Punkin



God, I love this cat.

I suppose, like any love, it is hard to justify rationally. Most people see a fat orange cat of moderate feline beauty. But she is inhabited by such an active intelligence and out-going personality, she lights up my life.

There was a time, after Kisa died, that I thought no other cat could be such a close companion as she was. It is still hard for me to write about Kisa, even fourteen years after her death, because it reminds me of how much I miss her and how special our love was.

In the years following Kisa's death--beginning a scant week later--other cats trickled into my life as I sought solace from missing her.
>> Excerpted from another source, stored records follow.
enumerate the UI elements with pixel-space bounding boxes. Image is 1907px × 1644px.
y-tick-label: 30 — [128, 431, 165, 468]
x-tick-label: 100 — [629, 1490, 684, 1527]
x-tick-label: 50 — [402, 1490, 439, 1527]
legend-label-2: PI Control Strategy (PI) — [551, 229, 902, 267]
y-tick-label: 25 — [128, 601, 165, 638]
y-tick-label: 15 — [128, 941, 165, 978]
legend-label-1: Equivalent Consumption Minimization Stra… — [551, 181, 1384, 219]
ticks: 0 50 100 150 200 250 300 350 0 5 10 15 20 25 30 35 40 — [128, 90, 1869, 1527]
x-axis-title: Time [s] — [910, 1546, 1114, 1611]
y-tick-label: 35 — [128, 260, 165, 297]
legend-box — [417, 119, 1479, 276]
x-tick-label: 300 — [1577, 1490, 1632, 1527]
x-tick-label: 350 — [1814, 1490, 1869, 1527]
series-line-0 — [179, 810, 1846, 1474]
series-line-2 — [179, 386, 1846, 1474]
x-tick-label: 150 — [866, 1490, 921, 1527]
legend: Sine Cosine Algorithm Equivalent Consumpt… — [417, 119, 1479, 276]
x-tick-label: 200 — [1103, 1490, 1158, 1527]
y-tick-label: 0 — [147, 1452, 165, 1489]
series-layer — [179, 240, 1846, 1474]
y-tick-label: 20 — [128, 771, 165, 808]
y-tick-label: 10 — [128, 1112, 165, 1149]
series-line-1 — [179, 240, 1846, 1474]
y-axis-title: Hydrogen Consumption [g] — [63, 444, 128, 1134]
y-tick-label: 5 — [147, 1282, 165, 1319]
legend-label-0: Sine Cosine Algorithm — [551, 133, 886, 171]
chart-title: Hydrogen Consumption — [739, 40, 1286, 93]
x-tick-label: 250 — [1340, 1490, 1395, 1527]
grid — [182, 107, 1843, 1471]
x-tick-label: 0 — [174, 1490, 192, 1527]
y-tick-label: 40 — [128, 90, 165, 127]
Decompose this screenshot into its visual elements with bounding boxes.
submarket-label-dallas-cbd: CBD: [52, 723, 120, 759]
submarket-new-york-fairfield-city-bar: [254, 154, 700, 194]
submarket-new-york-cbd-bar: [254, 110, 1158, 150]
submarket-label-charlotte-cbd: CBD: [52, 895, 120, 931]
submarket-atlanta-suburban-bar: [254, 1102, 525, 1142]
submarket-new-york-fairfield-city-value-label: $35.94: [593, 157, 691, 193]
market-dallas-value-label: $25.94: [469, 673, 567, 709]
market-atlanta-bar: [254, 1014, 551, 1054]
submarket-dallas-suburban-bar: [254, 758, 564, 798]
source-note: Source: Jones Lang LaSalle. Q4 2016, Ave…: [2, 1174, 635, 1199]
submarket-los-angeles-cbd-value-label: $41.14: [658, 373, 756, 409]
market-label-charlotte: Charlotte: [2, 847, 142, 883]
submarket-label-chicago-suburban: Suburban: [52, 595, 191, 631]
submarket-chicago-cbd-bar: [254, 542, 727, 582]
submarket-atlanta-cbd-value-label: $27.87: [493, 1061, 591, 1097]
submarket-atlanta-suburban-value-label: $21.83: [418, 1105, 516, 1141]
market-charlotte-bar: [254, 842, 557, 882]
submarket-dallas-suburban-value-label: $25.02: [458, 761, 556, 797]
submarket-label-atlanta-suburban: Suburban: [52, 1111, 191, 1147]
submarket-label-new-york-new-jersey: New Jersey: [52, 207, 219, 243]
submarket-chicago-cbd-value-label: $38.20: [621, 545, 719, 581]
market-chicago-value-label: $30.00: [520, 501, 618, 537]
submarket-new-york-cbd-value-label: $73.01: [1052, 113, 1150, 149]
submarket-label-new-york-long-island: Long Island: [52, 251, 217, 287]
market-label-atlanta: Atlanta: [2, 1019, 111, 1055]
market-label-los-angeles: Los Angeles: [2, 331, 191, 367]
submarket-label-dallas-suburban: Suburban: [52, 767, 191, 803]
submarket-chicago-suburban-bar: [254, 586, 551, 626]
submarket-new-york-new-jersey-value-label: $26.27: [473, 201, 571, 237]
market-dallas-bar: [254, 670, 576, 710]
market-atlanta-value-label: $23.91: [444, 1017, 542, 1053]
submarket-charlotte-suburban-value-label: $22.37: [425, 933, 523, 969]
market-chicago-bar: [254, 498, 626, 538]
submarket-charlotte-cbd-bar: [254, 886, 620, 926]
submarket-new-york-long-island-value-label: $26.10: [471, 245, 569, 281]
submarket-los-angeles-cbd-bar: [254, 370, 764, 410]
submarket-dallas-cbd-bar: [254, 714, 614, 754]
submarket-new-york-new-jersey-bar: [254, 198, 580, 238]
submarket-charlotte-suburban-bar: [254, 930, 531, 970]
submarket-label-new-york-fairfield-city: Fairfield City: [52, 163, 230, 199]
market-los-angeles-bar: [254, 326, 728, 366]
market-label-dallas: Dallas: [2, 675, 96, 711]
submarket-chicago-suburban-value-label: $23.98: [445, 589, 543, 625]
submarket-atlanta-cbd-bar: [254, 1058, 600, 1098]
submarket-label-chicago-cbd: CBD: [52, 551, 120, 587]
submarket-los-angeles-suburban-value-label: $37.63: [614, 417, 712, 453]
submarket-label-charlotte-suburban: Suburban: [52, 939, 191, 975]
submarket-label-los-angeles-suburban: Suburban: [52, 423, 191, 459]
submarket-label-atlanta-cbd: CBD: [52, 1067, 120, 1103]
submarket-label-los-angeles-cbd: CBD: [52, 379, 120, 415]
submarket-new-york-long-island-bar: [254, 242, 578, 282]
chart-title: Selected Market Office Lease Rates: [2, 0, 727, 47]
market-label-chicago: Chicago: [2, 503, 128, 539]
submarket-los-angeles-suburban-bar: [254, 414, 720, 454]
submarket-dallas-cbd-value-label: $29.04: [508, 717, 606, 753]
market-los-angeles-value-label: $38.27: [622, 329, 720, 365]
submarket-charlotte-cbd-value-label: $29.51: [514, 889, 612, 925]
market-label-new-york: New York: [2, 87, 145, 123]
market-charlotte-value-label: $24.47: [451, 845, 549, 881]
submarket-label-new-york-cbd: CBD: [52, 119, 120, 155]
No living thing can take the place of another. All it can do is provide a distraction while it finds its own place in your heart. So Johnny and Newt and Toby and the others found their way to us. I loved them and cared for them but none shared the special closeness of spirit that I had with Kisa. Until that day in October 1994 when a orange scrap of a kitten ended up at the Animal Shelter.



Punkin could not be more different from Kisa. Where Kisa was shy and inobtrusive, Punkin craves to be the center of attention. She has never met a stranger. Kisa was quiet and subtle. Punkin is not. Yet she touches the part of me that had been barren and still after Kisa died. She has become another darling companion.

As I write this, she is in the cat tree a foot-and-a-half from my shoulder, watching me with her bright, leaf-green eyes. When I turn my head to look at her, she searches my face and then meows softly. Her face literally lights up when I call her name.

Consider this: humans consider themselves the pinnacle of evolution, forgetful that we share the earth with a startling variety of organisms who have been evolving every bit as long as we have. We spend billions searching the universe for life on other planets, yet often treat the life right here on earth with callous disregard. Scientists are quick to discount any claim for higher intelligence among our cousin-species, as if to acknowledge that we share this planet with other intelligences threatens us in some way.

I think all it threatens are our paradigms.

I suppose if we grant them intelligence, we must also acknowledge their emotions. Perhaps go so far as to invest them with souls. *That* would certain raise serious moral quandaries. Shit, we can't even *prove* that human beings have souls--it seems the most crass arrogance that we are so quick to deny them to other beings.

Seems to me anything capable of love must have a soul.

I know Punkin has a soul--we touch, soul-to-soul, across the gulf of language and intention, every time we make eye contact.